Allan Scott Vineyard Select Chardonnay 2003
Allan Scott is synonymous with wine in Marlborough: he has worked every harvest since 1973 and is credited with planting some of region’s most famous vineyards, including the very first. In 1990, Allan and his wife Catherine established Scott Family Winery as one of the first independent wineries of Marlborough. Since inception, the winery has produced wines consistent in flavor and quality year after year while continually evolving to keep ahead of the changing demand of the market. A true family affair, Allan and Catherine remain actively involved in all levels of production; their son Josh is the winemaker; and their daughters Sara and Victoria are the viticulturist and marketing manager, respectively. The Scott family attributes its success to excellent vineyard sites, hard work, superb conditions and a desire to produce the world’s best wines. With its distinctive combination of cool nights, sunny days, and young soils, Marlborough is recognized as one of the world’s greatest wine regions. Within Marlborough, the Rapaura area along the northern edge of the Wairau Valley has become particularly prized and is home to the family’s vineyards, all within close proximity to the winery. The vineyards are farmed using organic inputs, with minimal chemicals and energy. In 2006, the Scott Family Winery joined the Sustainable Winegrowers program and continues to follow its practices closely. The modern, fully-equipped winery specializes in the production of the aromatic varieties: Sauvignon Blanc, Riesling, Gewürztraminer, and Pinot Gris, which are perfectly suited to the gravelly soils that predominate in the vineyards. Chardonnay and Pinot Noir also thrive in the sunny Marlborough climate, contributing to the Scotts’ ever-growing reputation for traditionally made wines. As avid bubbles fans, the family proudly produces on site an impressive range of bubbles made in the méthode traditionnelle.

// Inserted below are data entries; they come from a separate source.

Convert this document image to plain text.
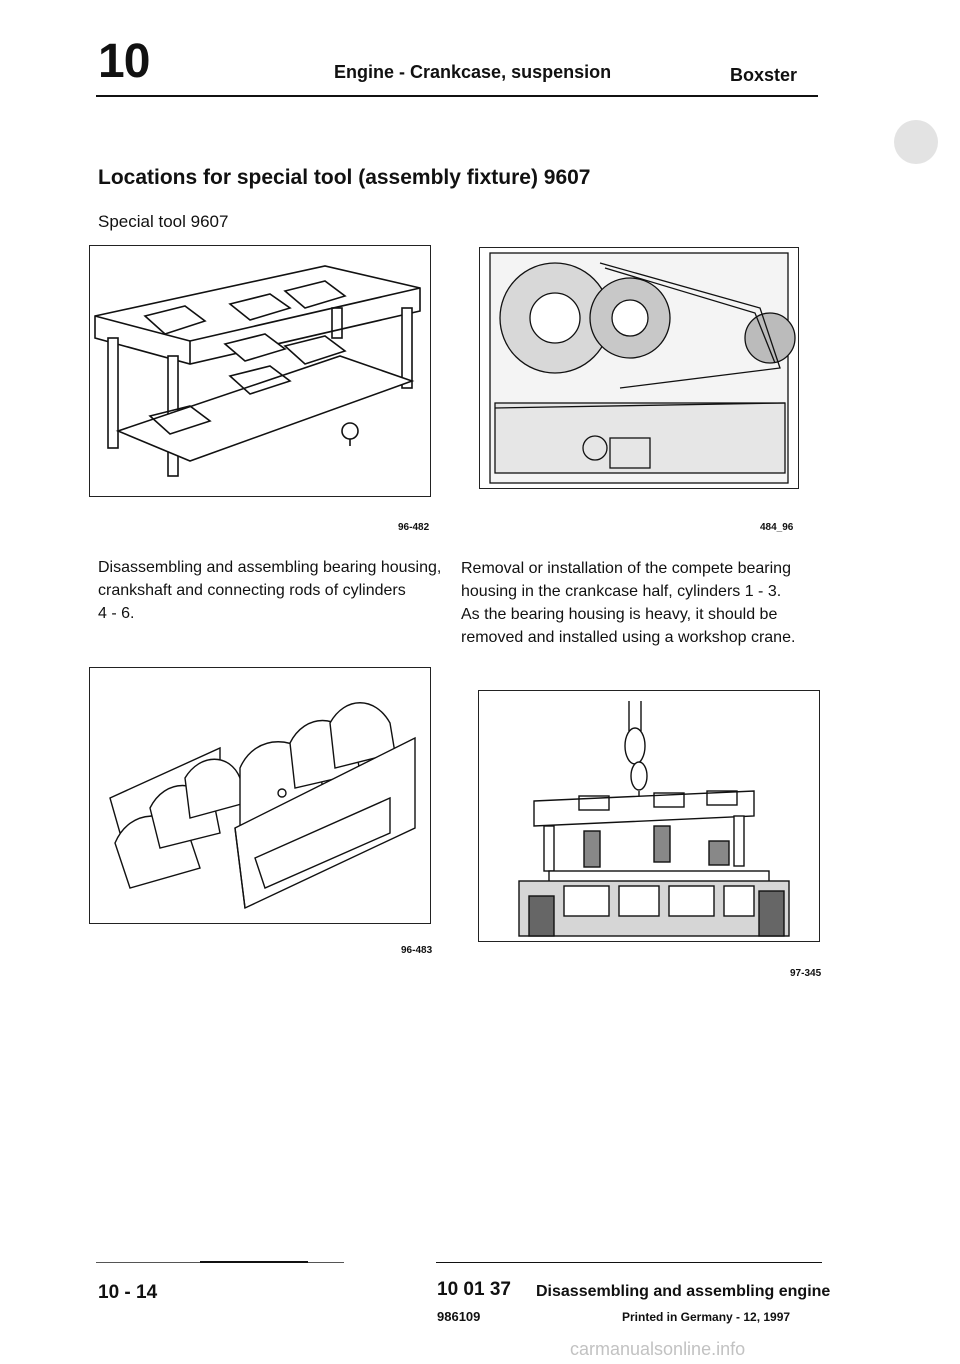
10	Engine - Crankcase, suspension	Boxster
Locations for special tool (assembly fixture) 9607
Special tool 9607
96-482	484_96
Disassembling and assembling bearing housing,
crankshaft and connecting rods of cylinders
4 - 6.
Removal or installation of the compete bearing
housing in the crankcase half, cylinders 1 - 3.
As the bearing housing is heavy, it should be
removed and installed using a workshop crane.
96-483
97-345
10 - 14	10 01 37 Disassembling and assembling engine
986109	Printed in Germany - 12, 1997
carmanualsonline.info
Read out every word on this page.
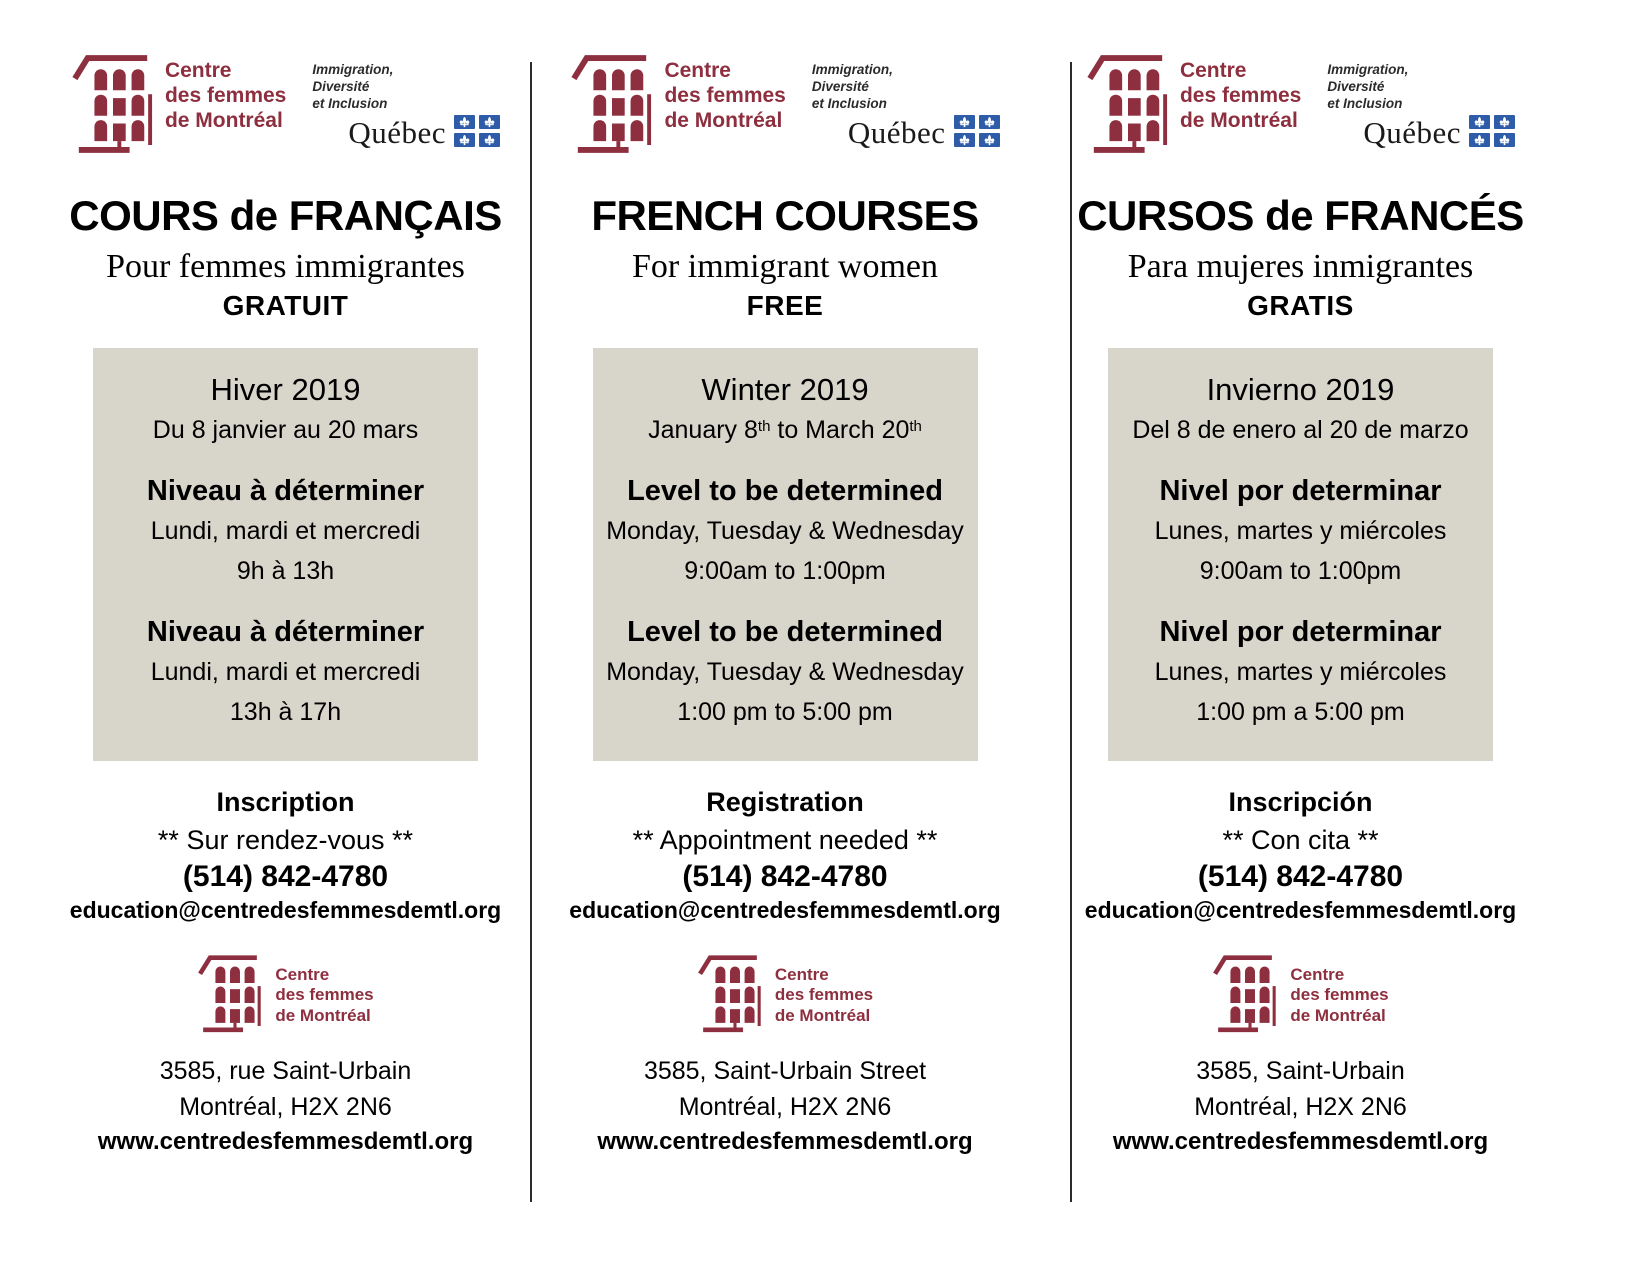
Centre
des femmes
de Montréal
Immigration,
Diversité
et Inclusion
Québec
COURS de FRANÇAIS
Pour femmes immigrantes
GRATUIT
Hiver 2019
Du 8 janvier au 20 mars
Niveau à déterminer
Lundi, mardi et mercredi
9h à 13h
Niveau à déterminer
Lundi, mardi et mercredi
13h à 17h
Inscription
** Sur rendez-vous **
(514) 842-4780
education@centredesfemmesdemtl.org
Centre
des femmes
de Montréal
3585, rue Saint-Urbain
Montréal, H2X 2N6
www.centredesfemmesdemtl.org
Centre
des femmes
de Montréal
Immigration,
Diversité
et Inclusion
Québec
FRENCH COURSES
For immigrant women
FREE
Winter 2019
January 8th to March 20th
Level to be determined
Monday, Tuesday & Wednesday
9:00am to 1:00pm
Level to be determined
Monday, Tuesday & Wednesday
1:00 pm to 5:00 pm
Registration
** Appointment needed **
(514) 842-4780
education@centredesfemmesdemtl.org
Centre
des femmes
de Montréal
3585, Saint-Urbain Street
Montréal, H2X 2N6
www.centredesfemmesdemtl.org
Centre
des femmes
de Montréal
Immigration,
Diversité
et Inclusion
Québec
CURSOS de FRANCÉS
Para mujeres inmigrantes
GRATIS
Invierno 2019
Del 8 de enero al 20 de marzo
Nivel por determinar
Lunes, martes y miércoles
9:00am to 1:00pm
Nivel por determinar
Lunes, martes y miércoles
1:00 pm a 5:00 pm
Inscripción
** Con cita **
(514) 842-4780
education@centredesfemmesdemtl.org
Centre
des femmes
de Montréal
3585, Saint-Urbain
Montréal, H2X 2N6
www.centredesfemmesdemtl.org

A relatively young but extremely promising wine producing country, New Zealand is widely recognized for its distinctive wines made from the aromatic, Sauvignon blanc.
The world’s most southerly vineyards are found here, with significant climatic variation both between and within the warmer North Island and the cooler South Island. Overall, the climate is maritime, with plenty of rainfall, as well as abundant sunshine. Producers have almost unilaterally embraced cutting-edge winery technology, resulting in clean, high-quality wines at every price point from wallet-friendly to premium.
Sauvignon blanc, known here for its trademark herbaceous character, is at its best in Marlborough but thrives throughout the nation, accounting for an overwhelming majority of the country’s exports. While this is indeed the country’s most planted and successful variety, it is certainly not the only New Zealand grape capable of delighting wine lovers.
Chardonnay is the second-most important white variety and takes on a supple texture with citrus and tropical fruit aromas in Gisborne and Hawke’s Bay, respectively. Pinot noir, second behind Sauvignon blanc in national production numbers, is at its best in Central Otago—the most southerly winegrowing region in the world! These wines are known for bright and juicy red fruit. Taking cues from the wines of Alsace, aromatic varieties like Pinot Gris, Riesling and Gewürztraminer shine in Martinborough, while red Bordeaux varieties like Cabernet Sauvignon and Merlot have found success in Hawke’s Bay. Throughout New Zealand but especially in Marlborough, Pinot noir and Chardonnay are used to produce traditional method sparkling wines.
One of the most popular and versatile white wine grapes, Chardonnay offers a wide range of flavors and styles depending on where it is grown and how it is made. While it tends to flourish in most environments, Chardonnay from its Burgundian homeland produces some of the most remarkable and longest lived examples. California produces both oaky, buttery styles and leaner, European-inspired wines. Somm Secret—The Burgundian subregion of Chablis, while typically using older oak barrels, produces a bright style similar to the unoaked style. Anyone who doesn't like oaky Chardonnay would likely enjoy Chablis.